With Tea Party Senate candidate Christine O’Donnell’s primary election victory in Delaware, many Republican and conservative commentators are calling the choice of O’Donnell a bad thing, citing “the Buckley Rule.”  Charles Krauthammer came out today with a column criticizing the Tea Party and the O’Donnell pick, citing the Buckley Rule, saying

“Of course Mike Castle is a liberal Republican. What do you expect from Delaware? A DeMint? Castle voted against Obamacare and the stimulus. Yes, he voted for cap-and-trade. That’s batting .667. You’d rather have a Democrat who bats .000 and who might give the Democrats the 50th vote to control the Senate?”

But there is a problem with this line of thinking: it ignores the big picture of the Tea party.

The Buckley Rule:
Support the most conservative candidate who is electable.
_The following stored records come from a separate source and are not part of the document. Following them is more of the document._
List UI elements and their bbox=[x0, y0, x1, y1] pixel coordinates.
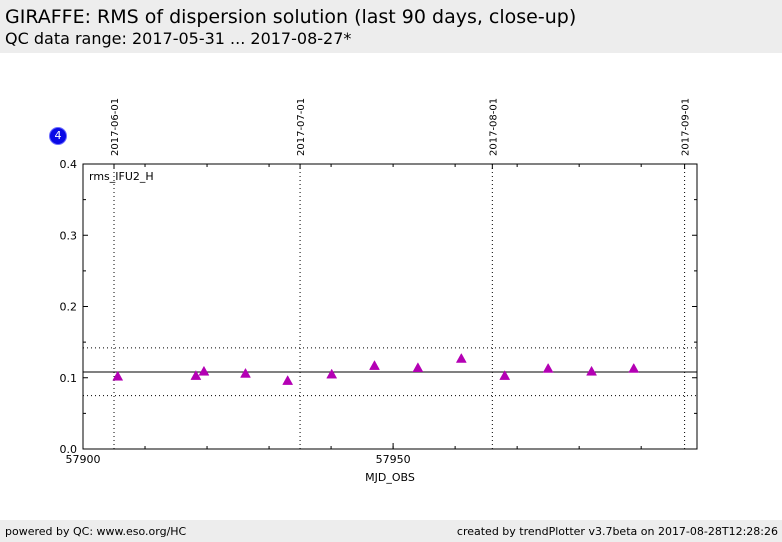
page-footer: powered by QC: www.eso.org/HC created by… bbox=[0, 520, 782, 542]
data-point bbox=[586, 365, 597, 376]
data-point bbox=[369, 360, 380, 370]
x-axis-label: MJD_OBS bbox=[365, 471, 415, 484]
date-marker-label: 2017-07-01 bbox=[296, 98, 307, 156]
footer-credit: powered by QC: www.eso.org/HC bbox=[5, 525, 187, 538]
page-subtitle: QC data range: 2017-05-31 ... 2017-08-27… bbox=[5, 29, 352, 48]
data-point bbox=[240, 367, 251, 378]
plot-number-badge: 4 bbox=[50, 128, 66, 144]
data-point bbox=[499, 370, 511, 380]
x-tick-label: 57950 bbox=[376, 453, 411, 466]
y-tick-label: 0.2 bbox=[60, 301, 78, 314]
data-point bbox=[542, 362, 554, 373]
data-point bbox=[112, 370, 124, 381]
date-marker-label: 2017-08-01 bbox=[488, 98, 499, 156]
data-point bbox=[326, 368, 338, 379]
data-point bbox=[198, 365, 210, 376]
data-point bbox=[190, 370, 202, 380]
footer-created: created by trendPlotter v3.7beta on 2017… bbox=[456, 525, 778, 538]
page-header: GIRAFFE: RMS of dispersion solution (las… bbox=[0, 0, 782, 53]
date-marker-label: 2017-09-01 bbox=[681, 98, 692, 156]
y-tick-label: 0.0 bbox=[60, 443, 78, 456]
data-point bbox=[412, 362, 424, 373]
plot-frame bbox=[82, 163, 698, 450]
data-point bbox=[455, 352, 467, 363]
x-tick-label: 57900 bbox=[66, 453, 101, 466]
data-point bbox=[628, 362, 640, 373]
y-tick-label: 0.3 bbox=[60, 229, 78, 242]
series-label: rms_IFU2_H bbox=[89, 170, 154, 183]
page-title: GIRAFFE: RMS of dispersion solution (las… bbox=[5, 6, 577, 28]
data-point bbox=[282, 375, 294, 385]
date-marker-label: 2017-06-01 bbox=[110, 98, 121, 156]
y-tick-label: 0.1 bbox=[60, 372, 78, 385]
y-tick-label: 0.4 bbox=[60, 158, 78, 171]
The Buckley Rule sounds good on the surface, but you just can’t apply it to the O’Donnell election because in this case, using the Buckley Rule assumes that the Tea Party has a singular goal of undoing the Democrats’ majorities in the House and the Senate.  While that does happen to be one of the Tea Party’s short-term goals, the issues that brought about the frustration and angst that resulted in the Tea Party’s creation won’t be solved in a single election cycle…and in point of fact, electing liberal Republicans just happens to be antithetical to the entire purpose of the Tea Party.

In fact, it was the Buckley Rule and the Republican Party’s “big tent” strategy that directly contributed to the creation of the Tea Party – the GOP is supposed to be the conservative party in America, but they have sold their soul in order to win elections, and their base conservative constituency is tired of it.  We’re done with seeing our values sold out by Republicans like Lindsay Graham, John McCain, Olympia Snowe and, I dare say, George W. Bush.

Criticizing the Tea Party for not adhering to the Buckley Rule demonstrates the incredibly short-sighted view of the Tea Party held by the party elites and many commentators.  The Tea Party isn’t just about winning a few elections in the short term in order to stop Obama’s agenda.  While that is one goal of the Tea Party, there are also many in the Tea Party looking to bring the Republican Party back to its conservative roots; bowing to the party’s misguided ideas about “electability” is what got the Republican Party relegated back to the minority in 2008.

If the Republicans want to remain a viable force in American politics in the long-term, they would do well to heed this lesson from the Tea Party: getting back to conservatism is the overriding goal.  While there are no guarantees that Christine O’Donnell will lose her Senate race, as most of the commentators are predicting, it’s better for the Republicans to lose a few elections than it would be to see conservatives split from the party, because a split in the party would guarantee lost elections for the Republicans for years to come.